One of the most important things I came to realize in graduate school eons ago at Yale was that there are, throughout life, conditions and preconditions for knowing. The basic idea is simple. Not everyone can, at any given time, know just anything. Little kids don't know algebra. A six year old doesn't understand the job of a comptroller. The deeper realization is that, all through life, there are developmental conditions for knowing. The first time I looked through a microscope, I saw only my own eyelashes and some blurs. I didn't know how to look, or how to see in that context, properly.

Time and experience led me to understand that there are also moral, aesthetic, and spiritual conditions for knowing. If you've not grown in the right ways, you won't be able to see certain things, or understand them, even if you do see them.

For example, a malignant narcissist can't even understand what's wrong with his actions. He also can't fathom the motivations of altruism. Likewise, a superficial materialist can't understand things of the spirit. Even a religious person may not grasp the deeper matters and perspectives of faith. It depends on whether they've grown yet into the requisite conditions for knowing.

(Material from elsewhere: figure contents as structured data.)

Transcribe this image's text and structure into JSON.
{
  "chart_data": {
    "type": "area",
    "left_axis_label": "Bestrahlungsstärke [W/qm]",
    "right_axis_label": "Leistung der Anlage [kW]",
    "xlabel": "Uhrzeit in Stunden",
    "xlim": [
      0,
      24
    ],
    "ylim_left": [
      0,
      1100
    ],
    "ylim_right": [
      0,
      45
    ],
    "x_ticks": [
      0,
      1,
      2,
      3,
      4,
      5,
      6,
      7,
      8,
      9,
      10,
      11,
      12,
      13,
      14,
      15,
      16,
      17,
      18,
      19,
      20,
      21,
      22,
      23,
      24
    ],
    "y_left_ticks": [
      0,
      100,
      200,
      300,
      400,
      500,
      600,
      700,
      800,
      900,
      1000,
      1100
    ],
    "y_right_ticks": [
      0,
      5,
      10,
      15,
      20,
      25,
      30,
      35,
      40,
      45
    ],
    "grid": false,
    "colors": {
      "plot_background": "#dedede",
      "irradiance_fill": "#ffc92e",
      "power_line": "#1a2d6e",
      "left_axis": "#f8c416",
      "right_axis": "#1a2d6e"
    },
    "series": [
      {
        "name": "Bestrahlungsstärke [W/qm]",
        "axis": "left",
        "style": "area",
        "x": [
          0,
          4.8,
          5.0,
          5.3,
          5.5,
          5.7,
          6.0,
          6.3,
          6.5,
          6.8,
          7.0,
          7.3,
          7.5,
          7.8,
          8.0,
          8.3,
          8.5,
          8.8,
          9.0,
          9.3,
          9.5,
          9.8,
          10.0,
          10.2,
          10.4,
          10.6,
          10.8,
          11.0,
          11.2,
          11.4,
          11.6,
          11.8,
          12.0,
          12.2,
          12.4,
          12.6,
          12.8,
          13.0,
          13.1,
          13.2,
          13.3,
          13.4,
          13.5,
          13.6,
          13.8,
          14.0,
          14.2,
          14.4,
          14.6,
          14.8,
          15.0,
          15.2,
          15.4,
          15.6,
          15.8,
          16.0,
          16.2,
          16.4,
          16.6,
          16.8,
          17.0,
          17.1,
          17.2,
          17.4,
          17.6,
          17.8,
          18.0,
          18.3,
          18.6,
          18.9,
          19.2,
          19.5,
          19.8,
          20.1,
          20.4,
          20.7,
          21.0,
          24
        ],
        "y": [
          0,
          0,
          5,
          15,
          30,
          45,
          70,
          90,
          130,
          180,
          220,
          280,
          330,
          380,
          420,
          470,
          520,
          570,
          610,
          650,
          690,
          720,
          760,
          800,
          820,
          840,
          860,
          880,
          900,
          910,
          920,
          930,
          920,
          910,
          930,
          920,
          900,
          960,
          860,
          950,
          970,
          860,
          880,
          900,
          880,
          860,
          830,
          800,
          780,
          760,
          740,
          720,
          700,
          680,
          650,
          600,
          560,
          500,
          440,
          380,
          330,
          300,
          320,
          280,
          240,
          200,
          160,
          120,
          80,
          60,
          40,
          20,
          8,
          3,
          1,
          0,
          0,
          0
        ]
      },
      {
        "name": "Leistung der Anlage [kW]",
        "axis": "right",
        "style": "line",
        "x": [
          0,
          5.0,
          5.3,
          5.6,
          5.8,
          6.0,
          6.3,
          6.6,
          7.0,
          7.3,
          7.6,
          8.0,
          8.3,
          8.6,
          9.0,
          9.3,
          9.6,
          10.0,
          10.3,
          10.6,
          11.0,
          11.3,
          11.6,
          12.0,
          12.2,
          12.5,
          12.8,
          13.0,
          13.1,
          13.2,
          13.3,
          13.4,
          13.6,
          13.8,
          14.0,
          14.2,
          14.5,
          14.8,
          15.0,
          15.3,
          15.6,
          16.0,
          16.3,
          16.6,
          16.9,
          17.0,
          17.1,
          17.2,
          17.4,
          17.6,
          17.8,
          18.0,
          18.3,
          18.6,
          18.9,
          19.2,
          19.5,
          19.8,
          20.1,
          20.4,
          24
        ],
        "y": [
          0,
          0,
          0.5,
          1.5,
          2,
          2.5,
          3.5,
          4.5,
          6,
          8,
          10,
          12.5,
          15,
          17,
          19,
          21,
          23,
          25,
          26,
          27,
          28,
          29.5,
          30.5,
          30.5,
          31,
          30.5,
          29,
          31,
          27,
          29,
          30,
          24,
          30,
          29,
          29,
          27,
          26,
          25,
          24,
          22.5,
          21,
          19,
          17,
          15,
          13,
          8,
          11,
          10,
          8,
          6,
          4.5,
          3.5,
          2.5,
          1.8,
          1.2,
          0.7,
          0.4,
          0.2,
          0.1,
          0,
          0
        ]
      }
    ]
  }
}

There's an assumption of epistemological egalitarianism in our world that's just false. We aren't all equals in knowing, at any given time. Some of us are farther along than others of us. But there is, in principle, an equality of opportunity to develop appropriately with regard to the basics needed for true wisdom in daily life. The road is there. We just need to walk it.

Remember this when you're in conversation with another person who just does not seem to "get" what you're talking about. There may be an epistemic gap, an incomprehension that can't in that moment be breached. Further growth is needed. Patience may be required. And compassion.